Brooks’ achievement was to apply the method of close reading, with its emphasis on poetic tension, or paradox, or irony, to virtually the entire English and American literary tradition, including prose fiction and drama as well as nondramatic verse. His early critical works like Modern Poetry and the Tradition (1939) and, especially, The Well Wrought Urn (1947) were very influential in this development; but undoubtedly his most enduring contribution to literary education arises from the anthologies he edited for college students in freshman composition and introductory literature courses: Understanding Poetry (1938), Understanding Fiction (1943) with Robert Penn Warren, and Understanding Drama (1945) with Robert B. Heilman.
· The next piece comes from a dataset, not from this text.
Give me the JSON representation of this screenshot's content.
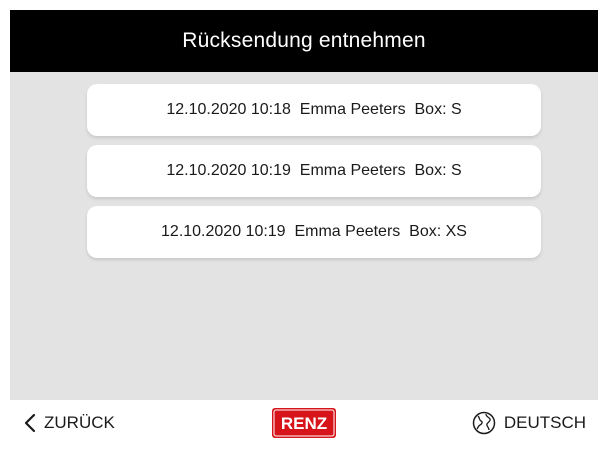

These textbooks all went through more than one edition and influenced the way in which literature was taught for decades. It is important to recall that they were conceived and composed not at Yale but at Louisiana State for students who would typically be majoring in agriculture, accounting, or mechanical engineering. What Brooks and his collaborators offered such students was a means of independent interpretation and judgment of virtually any literary work they might encounter. Perhaps the most important legacy of the New Criticism is thus pedagogical: it made English courses the principal vehicle for teaching the average American college student how to read and think critically; it provided the lower and middle class students who began to flood higher education in the fifties and sixties (among whom I number myself) with the opportunity for intellectual and imaginative cultivation. It is hard to conceive of a more democratic form of elitism.
Brooks was himself a practicing Christian (as an adult he moved from his boyhood Methodism to the Episcopal Church), but there is little overt treatment of religion in his literary criticism. In one of the exceptions, The Hidden God (1963), he remarks that at least some of the new critics did not stress the religious dimension of literature because—despite Matthew Arnold’s expectation that poetry would replace Christianity—religion and literature are different, if not unrelated, activities.
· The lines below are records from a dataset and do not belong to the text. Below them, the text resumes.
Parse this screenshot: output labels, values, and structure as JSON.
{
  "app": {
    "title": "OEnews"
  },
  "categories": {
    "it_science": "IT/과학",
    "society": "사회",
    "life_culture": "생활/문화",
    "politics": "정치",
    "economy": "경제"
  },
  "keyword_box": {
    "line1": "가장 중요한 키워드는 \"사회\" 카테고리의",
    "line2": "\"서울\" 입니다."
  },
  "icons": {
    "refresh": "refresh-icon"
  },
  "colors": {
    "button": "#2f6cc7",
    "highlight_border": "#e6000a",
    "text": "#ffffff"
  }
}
A fundamental theme of Brooks’ theory is that literary works are not sermons or treatises; stories, novels, and poems are, like plays, essentially dramatic, not rhetorical. Hence a work of literature will be most effectively religious not by propounding abstract dogma, but by representing human experience concretely and honestly—whatever the professed beliefs of the author. The thesis of The Hidden God is that the work of unbelieving writers like Yeats and Faulkner, or of Eliot before his conversion, can present a vision of reality of profound significance to Christians insofar as it is faithful to the truth of human experience. Though Beethoven’s final religious views are somewhat obscure, and Mozart was associated with the Masons, their settings of the Mass furnish far greater enhancement to the liturgy than the hymns being composed by devout believers in our time. By the same token, the first thing a Christian should ask about a work of literature is whether it is honestly and skillfully crafted.
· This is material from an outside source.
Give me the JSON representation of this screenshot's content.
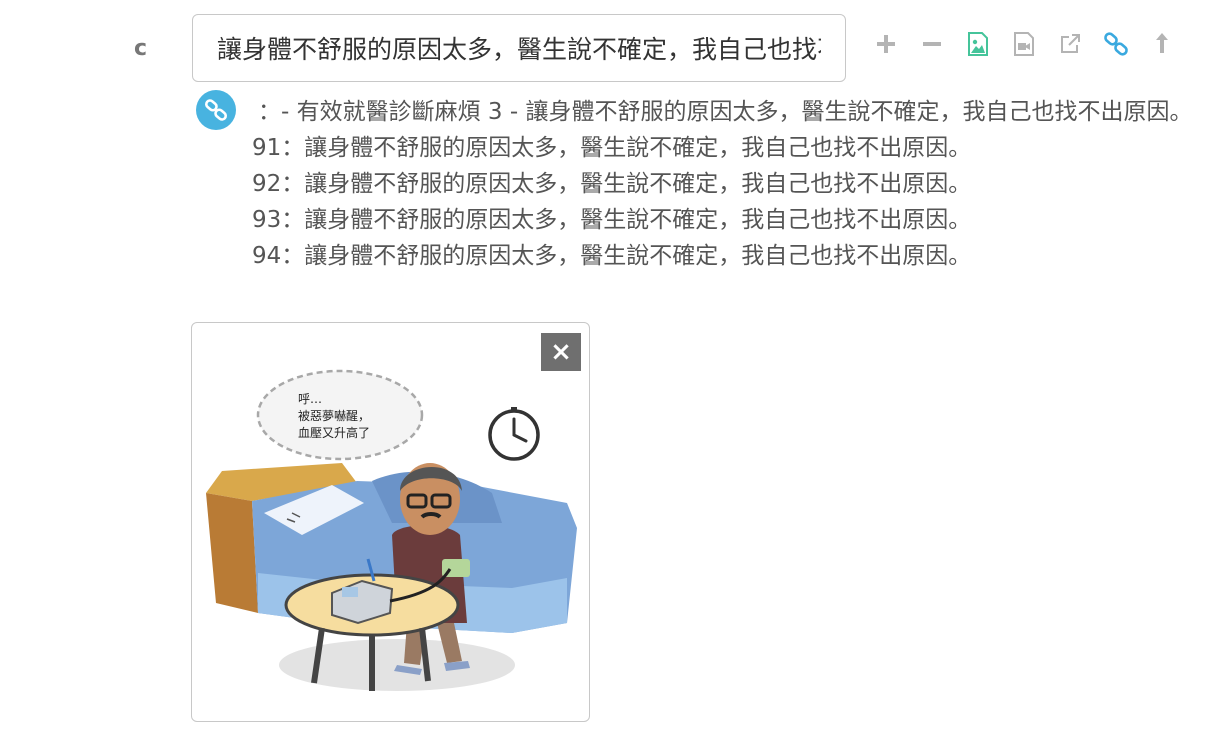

Mark Royden Winchell has crafted a fine biography of Cleanth Brooks. He not only presents an effective narration of his subject’s life, but he also shows why that life was important to American education and culture. This book provides a real sense of how much Brooks contributed to the academic study of literature, and of what a decline has occurred since he has been displaced by Michel Foucault as the most influential thinker in university English departments.
R. V. Young is Professor of English at North Carolina State University.